There is a lot of exciting teaching and scholarship under way here at KRE. As one of the largest Protestant universities in Europe, Károli has a lot going for it in terms of extending its horizons in the next few years. It has built a network with other European universities through the Erasmus program. Budapest is a great city to study in. It undoubtedly offers a lot making it worthwhile spending a semester or two here. One of the great things about being in Central Europe is you’re in the center. A lot of major European cities are a short train ride or flight away, and for history students that means archives and museums. Of course, Budapest’s central location works both ways, that is, KRE can both draw students from neighbouring European countries and students preparing BA and graduate theses have access to foreign archives and museum collections. This relative ease of accessibility to cultural and archival resources is an advantage that US, Canadian, and Australian counterparts often just do not have.
As far as first impressions, both the students and faculty and University administrators have been very welcoming. I’ve been particularly impressed KRE’s role in Japanese Studies and European intellectual history. I’m glad to see both a presence and interest in Persian History as well as a faculty and student interest in Ottoman Mediterranean and Middle East History. I look forward to getting to know more of the faculty and students in the next few months.
What are your current research projects? Are these projects linked to Hungary and Hungarian culture in any way?
I’m in the early stages of a historiographic project that will look into Ottoman historiography in the early twentieth century. The project will focus on Franz Babinger’s invitation from Nicolai Iorga during the interwar period to teach at Bucharest University. Both Iorga and Babinger wrote histories of the Ottoman Empire, yet there is very little historiography on the academic relationship that resulted from their shared time in Bucharest. Iorga’s history has fallen to the wayside because of its lack of engagement with the Ottoman sources. Babinger has maintained momentum and gravity in the Ottoman scholarship despite long-standing criticism. Yet, Ottoman scholarship discounting of Iorga’s work may have been premature; it has overlooked two crucial factors, namely, the role of French and German scholarship in the historians’ work and the broader historical context in which they conducted their scholarship; also, the period of World War I and the interwar period - a time the narratives of both nations and empires were going through a dynamic process. So, what do these have to do with Hungary?
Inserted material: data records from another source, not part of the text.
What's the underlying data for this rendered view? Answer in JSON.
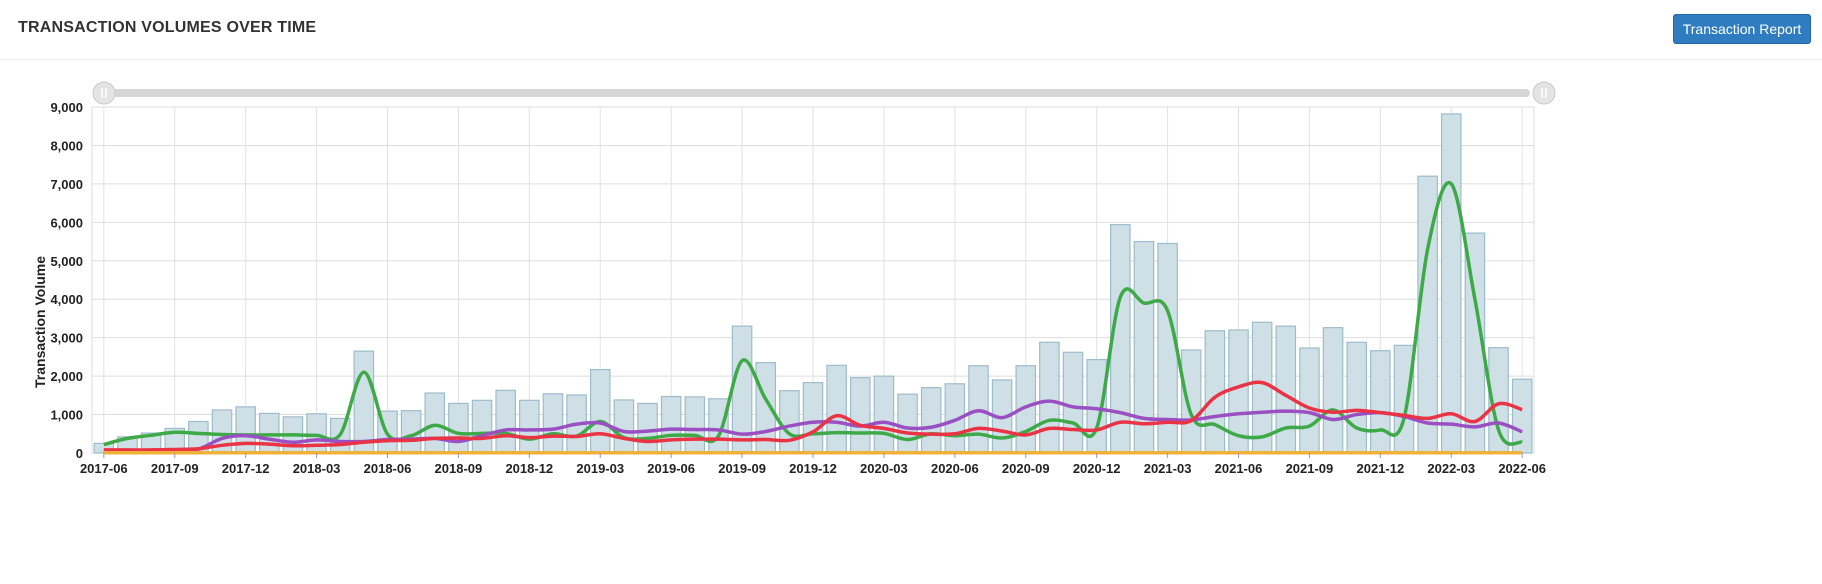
{
  "header": {
    "title": "TRANSACTION VOLUMES OVER TIME",
    "report_button": "Transaction Report"
  },
  "colors": {
    "bars_fill": "#cfdfe6",
    "bars_stroke": "#9dbccb",
    "green": "#3daa47",
    "purple": "#9a4fc2",
    "red": "#ea3344",
    "orange": "#f0b13a",
    "range_slider": "#d6d6d6"
  },
  "chart_data": {
    "type": "bar",
    "ylabel": "Transaction Volume",
    "xlabel": "",
    "ylim": [
      0,
      9000
    ],
    "y_ticks": [
      "0",
      "1,000",
      "2,000",
      "3,000",
      "4,000",
      "5,000",
      "6,000",
      "7,000",
      "8,000",
      "9,000"
    ],
    "x_tick_labels": [
      "2017-06",
      "2017-09",
      "2017-12",
      "2018-03",
      "2018-06",
      "2018-09",
      "2018-12",
      "2019-03",
      "2019-06",
      "2019-09",
      "2019-12",
      "2020-03",
      "2020-06",
      "2020-09",
      "2020-12",
      "2021-03",
      "2021-06",
      "2021-09",
      "2021-12",
      "2022-03",
      "2022-06"
    ],
    "grid": true,
    "categories": [
      "2017-06",
      "2017-07",
      "2017-08",
      "2017-09",
      "2017-10",
      "2017-11",
      "2017-12",
      "2018-01",
      "2018-02",
      "2018-03",
      "2018-04",
      "2018-05",
      "2018-06",
      "2018-07",
      "2018-08",
      "2018-09",
      "2018-10",
      "2018-11",
      "2018-12",
      "2019-01",
      "2019-02",
      "2019-03",
      "2019-04",
      "2019-05",
      "2019-06",
      "2019-07",
      "2019-08",
      "2019-09",
      "2019-10",
      "2019-11",
      "2019-12",
      "2020-01",
      "2020-02",
      "2020-03",
      "2020-04",
      "2020-05",
      "2020-06",
      "2020-07",
      "2020-08",
      "2020-09",
      "2020-10",
      "2020-11",
      "2020-12",
      "2021-01",
      "2021-02",
      "2021-03",
      "2021-04",
      "2021-05",
      "2021-06",
      "2021-07",
      "2021-08",
      "2021-09",
      "2021-10",
      "2021-11",
      "2021-12",
      "2022-01",
      "2022-02",
      "2022-03",
      "2022-04",
      "2022-05",
      "2022-06"
    ],
    "series": [
      {
        "kind": "bar",
        "color": "#cfdfe6",
        "values": [
          250,
          420,
          520,
          640,
          820,
          1120,
          1200,
          1030,
          940,
          1020,
          900,
          2650,
          1090,
          1100,
          1560,
          1290,
          1370,
          1630,
          1370,
          1540,
          1510,
          2170,
          1380,
          1290,
          1470,
          1460,
          1410,
          3300,
          2350,
          1620,
          1830,
          2280,
          1960,
          2000,
          1530,
          1700,
          1800,
          2270,
          1900,
          2270,
          2880,
          2620,
          2430,
          5940,
          5500,
          5450,
          2680,
          3180,
          3200,
          3400,
          3300,
          2730,
          3260,
          2880,
          2660,
          2800,
          7200,
          8820,
          5720,
          2740,
          1920
        ]
      },
      {
        "kind": "line",
        "color": "#3daa47",
        "values": [
          220,
          380,
          460,
          540,
          510,
          480,
          470,
          470,
          470,
          460,
          480,
          2100,
          490,
          450,
          720,
          510,
          510,
          510,
          360,
          500,
          440,
          820,
          400,
          380,
          460,
          460,
          440,
          2400,
          1400,
          500,
          500,
          530,
          520,
          510,
          350,
          500,
          450,
          490,
          390,
          560,
          850,
          780,
          650,
          4050,
          3900,
          3700,
          1000,
          740,
          450,
          420,
          650,
          700,
          1120,
          650,
          600,
          900,
          5300,
          7000,
          4000,
          600,
          280
        ]
      },
      {
        "kind": "line",
        "color": "#9a4fc2",
        "values": [
          60,
          60,
          60,
          70,
          100,
          380,
          450,
          360,
          280,
          340,
          300,
          300,
          350,
          360,
          380,
          300,
          450,
          600,
          600,
          620,
          750,
          780,
          560,
          570,
          620,
          610,
          600,
          490,
          560,
          700,
          800,
          800,
          700,
          800,
          650,
          670,
          850,
          1100,
          920,
          1200,
          1350,
          1200,
          1150,
          1050,
          900,
          870,
          860,
          950,
          1020,
          1060,
          1090,
          1050,
          870,
          1000,
          1050,
          950,
          780,
          750,
          680,
          780,
          550
        ]
      },
      {
        "kind": "line",
        "color": "#ea3344",
        "values": [
          80,
          80,
          80,
          90,
          110,
          200,
          250,
          230,
          190,
          200,
          220,
          280,
          320,
          330,
          380,
          390,
          380,
          450,
          400,
          440,
          430,
          500,
          380,
          300,
          340,
          360,
          360,
          340,
          350,
          330,
          550,
          970,
          720,
          640,
          520,
          490,
          500,
          640,
          570,
          470,
          640,
          610,
          600,
          800,
          760,
          800,
          840,
          1450,
          1720,
          1830,
          1500,
          1170,
          1060,
          1110,
          1050,
          980,
          900,
          1020,
          820,
          1280,
          1130
        ]
      },
      {
        "kind": "line",
        "color": "#f0b13a",
        "values": [
          5,
          5,
          5,
          5,
          5,
          5,
          5,
          5,
          5,
          5,
          5,
          5,
          5,
          5,
          5,
          5,
          5,
          5,
          5,
          5,
          5,
          5,
          5,
          5,
          5,
          5,
          5,
          5,
          5,
          5,
          5,
          5,
          5,
          5,
          5,
          5,
          5,
          5,
          5,
          5,
          5,
          5,
          5,
          5,
          5,
          5,
          5,
          5,
          5,
          5,
          5,
          5,
          5,
          5,
          5,
          5,
          5,
          5,
          5,
          5,
          5
        ]
      }
    ]
  }
}
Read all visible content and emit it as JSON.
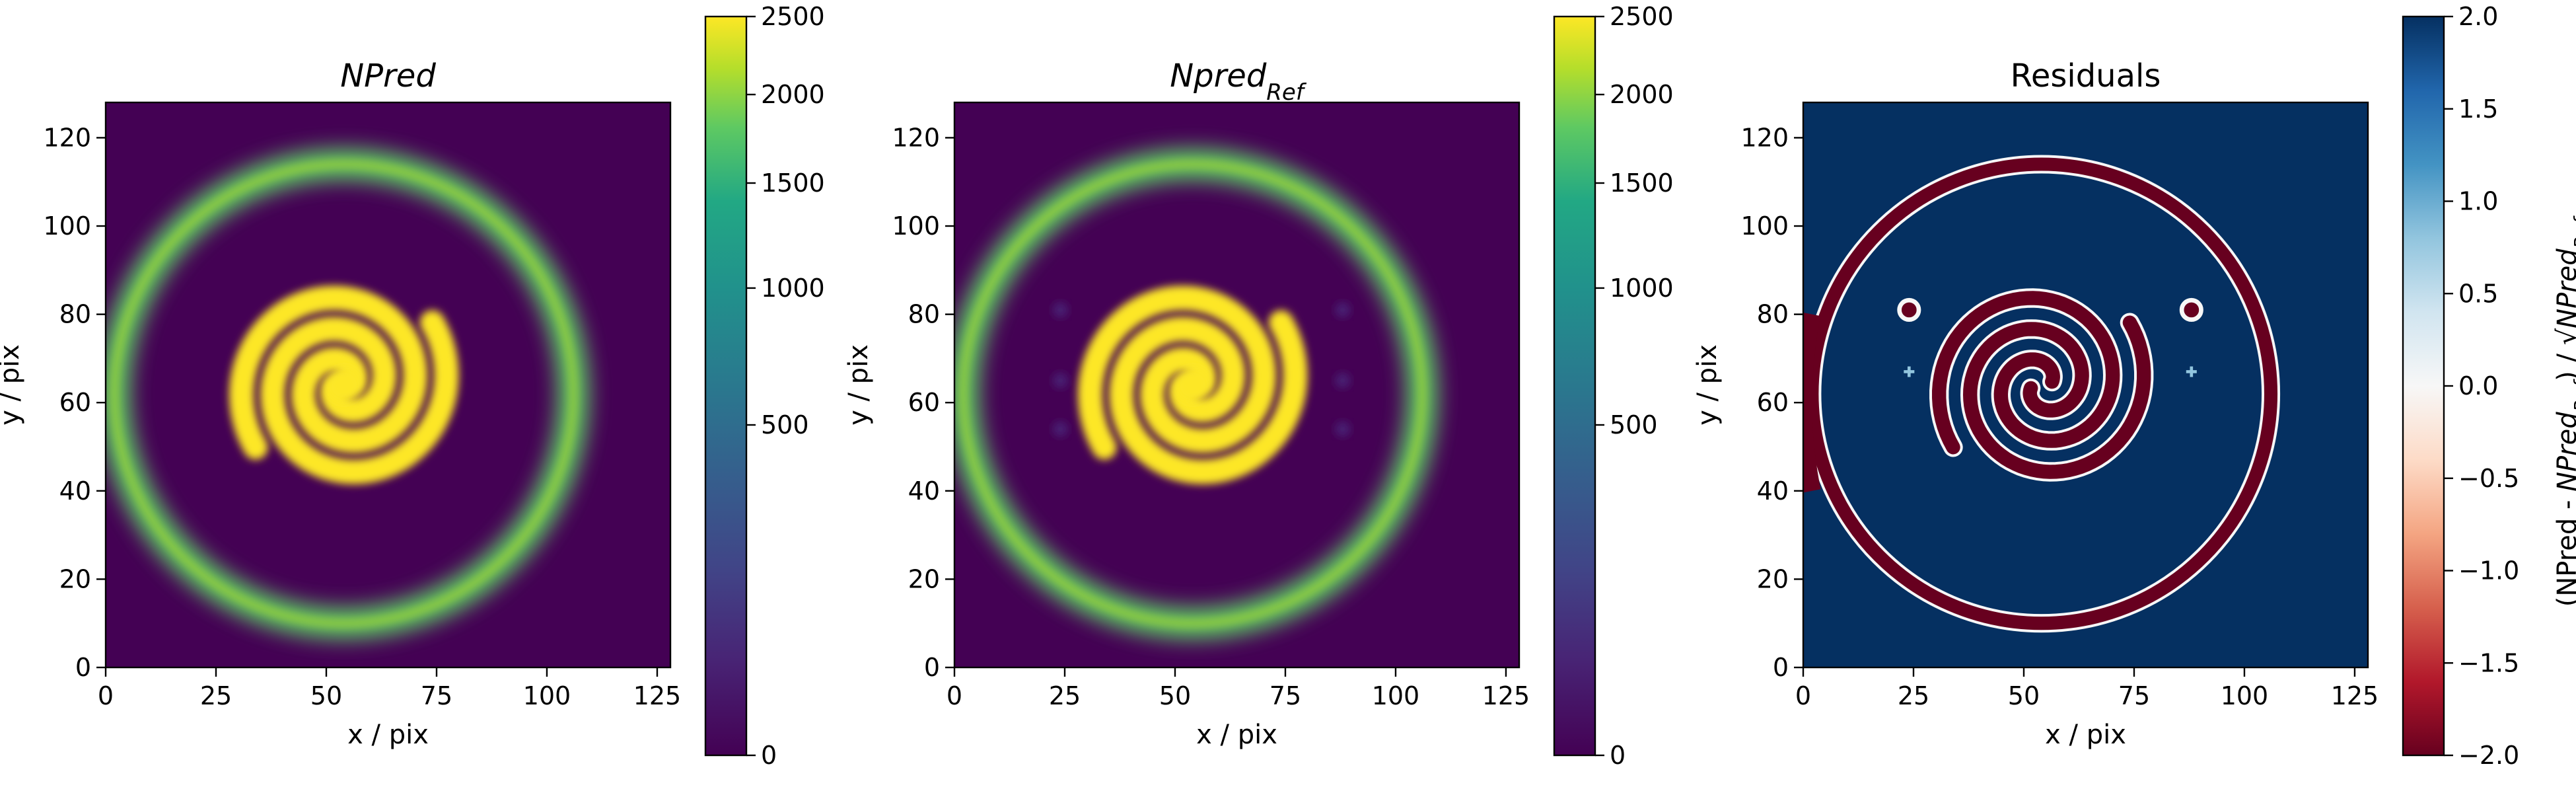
{
  "chart_data": [
    {
      "type": "heatmap",
      "title": "NPred",
      "xlabel": "x / pix",
      "ylabel": "y / pix",
      "xlim": [
        0,
        128
      ],
      "ylim": [
        0,
        128
      ],
      "xticks": [
        "0",
        "25",
        "50",
        "75",
        "100",
        "125"
      ],
      "yticks": [
        "0",
        "20",
        "40",
        "60",
        "80",
        "100",
        "120"
      ],
      "colormap": "viridis",
      "colorbar": {
        "range": [
          0,
          2500
        ],
        "scale": "sqrt",
        "ticks": [
          "0",
          "500",
          "1000",
          "1500",
          "2000",
          "2500"
        ]
      },
      "features": {
        "ring": {
          "center": [
            54,
            62
          ],
          "radius": 52,
          "peak": 1800
        },
        "spiral": {
          "center": [
            54,
            64
          ],
          "extent_radius": 22,
          "peak": 2500
        }
      }
    },
    {
      "type": "heatmap",
      "title": "Npred",
      "title_subscript": "Ref",
      "xlabel": "x / pix",
      "ylabel": "y / pix",
      "xlim": [
        0,
        128
      ],
      "ylim": [
        0,
        128
      ],
      "xticks": [
        "0",
        "25",
        "50",
        "75",
        "100",
        "125"
      ],
      "yticks": [
        "0",
        "20",
        "40",
        "60",
        "80",
        "100",
        "120"
      ],
      "colormap": "viridis",
      "colorbar": {
        "range": [
          0,
          2500
        ],
        "scale": "sqrt",
        "ticks": [
          "0",
          "500",
          "1000",
          "1500",
          "2000",
          "2500"
        ]
      },
      "features": {
        "ring": {
          "center": [
            54,
            62
          ],
          "radius": 52,
          "peak": 1800
        },
        "spiral": {
          "center": [
            54,
            64
          ],
          "extent_radius": 22,
          "peak": 2500
        },
        "faint_sources": [
          [
            24,
            81
          ],
          [
            88,
            81
          ],
          [
            24,
            65
          ],
          [
            88,
            65
          ],
          [
            24,
            54
          ],
          [
            88,
            54
          ]
        ]
      }
    },
    {
      "type": "heatmap",
      "title": "Residuals",
      "xlabel": "x / pix",
      "ylabel": "y / pix",
      "xlim": [
        0,
        128
      ],
      "ylim": [
        0,
        128
      ],
      "xticks": [
        "0",
        "25",
        "50",
        "75",
        "100",
        "125"
      ],
      "yticks": [
        "0",
        "20",
        "40",
        "60",
        "80",
        "100",
        "120"
      ],
      "colormap": "RdBu",
      "colorbar": {
        "range": [
          -2.0,
          2.0
        ],
        "ticks": [
          "2.0",
          "1.5",
          "1.0",
          "0.5",
          "0.0",
          "−0.5",
          "−1.0",
          "−1.5",
          "−2.0"
        ],
        "label_parts": [
          "(NPred - ",
          "NPred",
          "Ref",
          ") / √",
          "NPred",
          "Ref"
        ]
      },
      "background_value": 2.0,
      "features": {
        "ring": {
          "center": [
            54,
            62
          ],
          "radius": 52,
          "value": -2.0
        },
        "spiral": {
          "center": [
            54,
            64
          ],
          "extent_radius": 22,
          "value": -2.0
        },
        "point_sources": [
          [
            24,
            81
          ],
          [
            88,
            81
          ]
        ],
        "small_crosses": [
          [
            24,
            67
          ],
          [
            88,
            67
          ]
        ]
      }
    }
  ]
}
Babinger’s seminal work Mehmed the Conqueror and his Time focuses on the Ottoman fifteenth century and it has cast the role of Hungary as crusading Christian power dedicated to saving Europe from the “Turkish menace.” Yet, this too, is myopic; it flattens the role that Hungary played in a larger Mediterranean world. By approaching the fifteenth century by way of historiography and history of scholarship, I hope to peel back these layers of historiography and narrative revisiting the Ottoman and Hungarian fifteenth century. Equally important, there are still new avenues in the scholarship regarding Hungary’s role in the Ottoman sixteenth century. Ottoman historical narratives such as the Süleymanname or Tarih-i Feth-i Siklos Estergon ve Istol (n) i-Belgrad, written in tradition of the Persian Shahnameh, share common ground with textual Alexandriana in their roles as narrative histories and “mirrors for princes” and deal directly with the Ottoman Balkans and Ottoman Hungary, in particular.